NyteOwl 11-13-2012 03:06 PM

Well other than a self-signed (which is probably the easiest/cheapest way you might consider the following. I have used all three and all have worked fine.

http://www.cacert.org/
http://www.startssl.com/
http://www.comodo.com/e-commerce/ssl...ertificate.php

Note that the Comodo cert is only good for 90 days.

RandomTroll 11-14-2012 06:48 PM

Hmmmm.... when I went to cacert.org Firefox told me that its SSL certificate is insecure...

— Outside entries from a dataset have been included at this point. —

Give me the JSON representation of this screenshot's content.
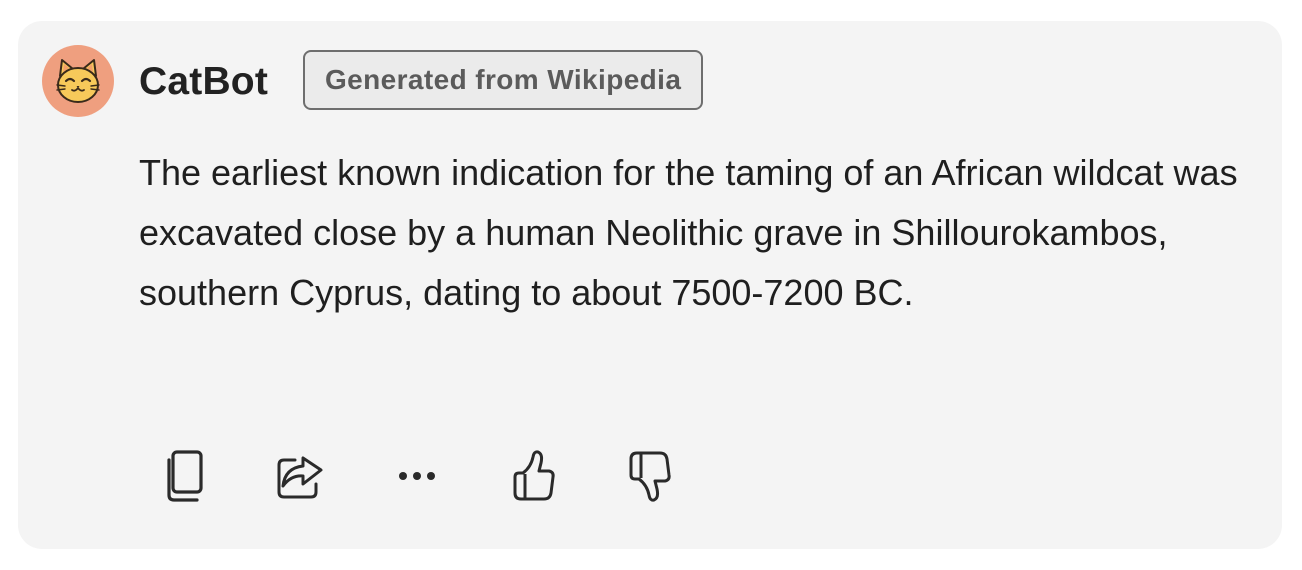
{
  "message": {
    "author": "CatBot",
    "badge": "Generated from Wikipedia",
    "text": "The earliest known indication for the taming of an African wildcat was excavated close by a human Neolithic grave in Shillourokambos, southern Cyprus, dating to about 7500-7200 BC.",
    "avatar_icon": "smiling-cat-face-icon"
  },
  "actions": [
    {
      "name": "copy",
      "icon": "copy-icon"
    },
    {
      "name": "share",
      "icon": "share-icon"
    },
    {
      "name": "more",
      "icon": "more-icon"
    },
    {
      "name": "like",
      "icon": "thumbs-up-icon"
    },
    {
      "name": "dislike",
      "icon": "thumbs-down-icon"
    }
  ],
  "colors": {
    "card_background": "#f4f4f4",
    "avatar_background": "#ef9f7f",
    "badge_border": "#6e6e6e",
    "text": "#1f1f1f"
  }
}
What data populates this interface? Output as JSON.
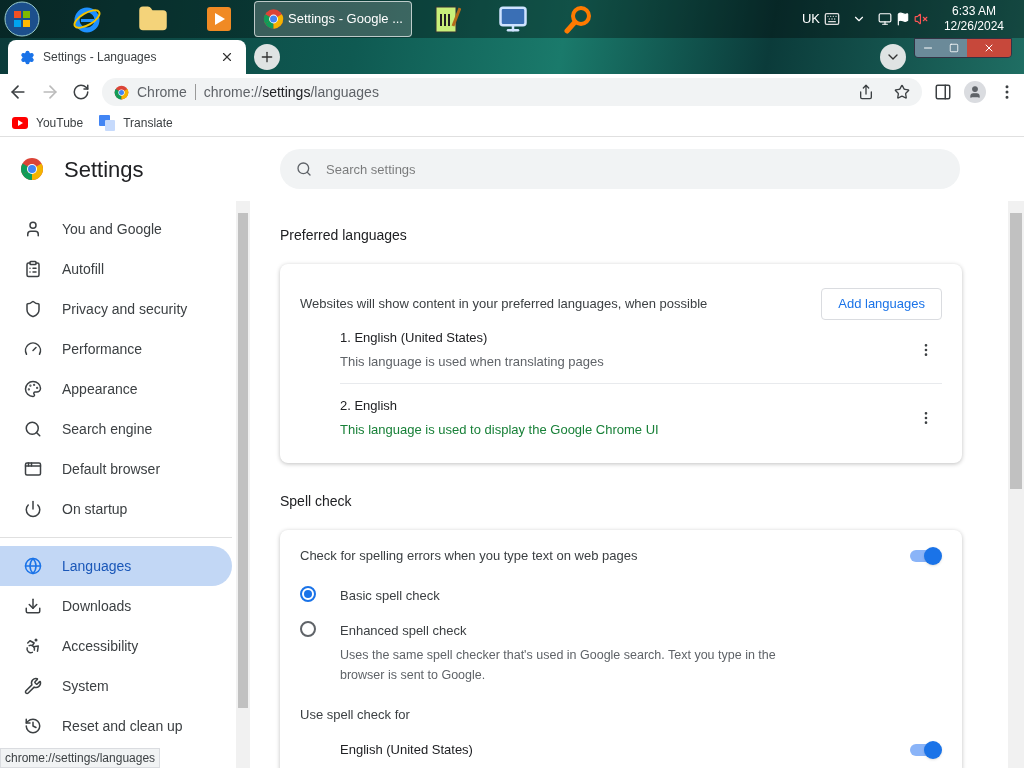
{
  "taskbar": {
    "apps": [
      {
        "kind": "ie",
        "active": false
      },
      {
        "kind": "folder",
        "active": false
      },
      {
        "kind": "media",
        "active": false
      },
      {
        "kind": "chrome",
        "active": true,
        "label": "Settings - Google ..."
      },
      {
        "kind": "notepad",
        "active": false
      },
      {
        "kind": "network",
        "active": false
      },
      {
        "kind": "search",
        "active": false
      }
    ],
    "language": "UK",
    "time": "6:33 AM",
    "date": "12/26/2024"
  },
  "tab": {
    "title": "Settings - Languages"
  },
  "address": {
    "site": "Chrome",
    "url_host": "chrome://",
    "url_path": "settings",
    "url_rest": "/languages"
  },
  "bookmarks": [
    {
      "kind": "youtube",
      "label": "YouTube"
    },
    {
      "kind": "translate",
      "label": "Translate"
    }
  ],
  "settings": {
    "title": "Settings",
    "search_placeholder": "Search settings"
  },
  "sidebar": {
    "items": [
      {
        "label": "You and Google",
        "selected": false
      },
      {
        "label": "Autofill",
        "selected": false
      },
      {
        "label": "Privacy and security",
        "selected": false
      },
      {
        "label": "Performance",
        "selected": false
      },
      {
        "label": "Appearance",
        "selected": false
      },
      {
        "label": "Search engine",
        "selected": false
      },
      {
        "label": "Default browser",
        "selected": false
      },
      {
        "label": "On startup",
        "selected": false
      },
      {
        "label": "Languages",
        "selected": true
      },
      {
        "label": "Downloads",
        "selected": false
      },
      {
        "label": "Accessibility",
        "selected": false
      },
      {
        "label": "System",
        "selected": false
      },
      {
        "label": "Reset and clean up",
        "selected": false
      }
    ]
  },
  "preferred": {
    "heading": "Preferred languages",
    "description": "Websites will show content in your preferred languages, when possible",
    "add_button": "Add languages",
    "languages": [
      {
        "name": "1. English (United States)",
        "note": "This language is used when translating pages",
        "highlight": false
      },
      {
        "name": "2. English",
        "note": "This language is used to display the Google Chrome UI",
        "highlight": true
      }
    ]
  },
  "spell_check": {
    "heading": "Spell check",
    "toggle_label": "Check for spelling errors when you type text on web pages",
    "on": true,
    "options": [
      {
        "label": "Basic spell check",
        "selected": true
      },
      {
        "label": "Enhanced spell check",
        "description": "Uses the same spell checker that's used in Google search. Text you type in the browser is sent to Google.",
        "selected": false
      }
    ],
    "use_for_label": "Use spell check for",
    "languages": [
      {
        "name": "English (United States)",
        "on": true
      }
    ]
  },
  "status_url": "chrome://settings/languages"
}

NyteOwl 11-16-2012 05:40 PM

I don't get any such messages, but I sue Perspectives plug-in. The reason you may be seeing it on their https connection is that CaCert may or may not be in the root certificate list for the browser. Last I recall CaCert was in the process of being included in the default list. Their certs are valid though, and do work. They have been around for quite a while.

jefro 11-16-2012 07:58 PM

It can be termed not secure for a few reasons. If you created a self signed certificate and sent it out to all your clients (hopefully in the mail or hand deliver) and they installed it. The cert would not be able to be verified up to some origin unless you further set up a way to authenticate it.

If you installed the self signed certificate then you would be able to tell from the report. Once it has passed the certificate question it shouldn't ask again.

RandomTroll 11-17-2012 12:54 PM

I don't need the certificate. Users of our website need the certificate. We want them not to have to see the warning, inspect the certificate themselves, decide that it's legitimate, add it to their browsers' lists of legitimate certificates.

NyteOwl 11-17-2012 01:03 PM

As far as I know the only Certificate authority preinstalled in mainstream browsers that offers completely free SSL certs is StartCom (startssl.com). CaCert are last I checked "in process " for inclusion with FireFox (You can check which authorities are built in).

Unless a certificate authority validation certs are already installed in the browser, a user will have to decide whether to accept the cert or not manually, or rely on a plug-in such as Perspectives to override the browser cautionary message.


There would be significantly elss ecurity in secure certificates if the browser just accepted them all automatically.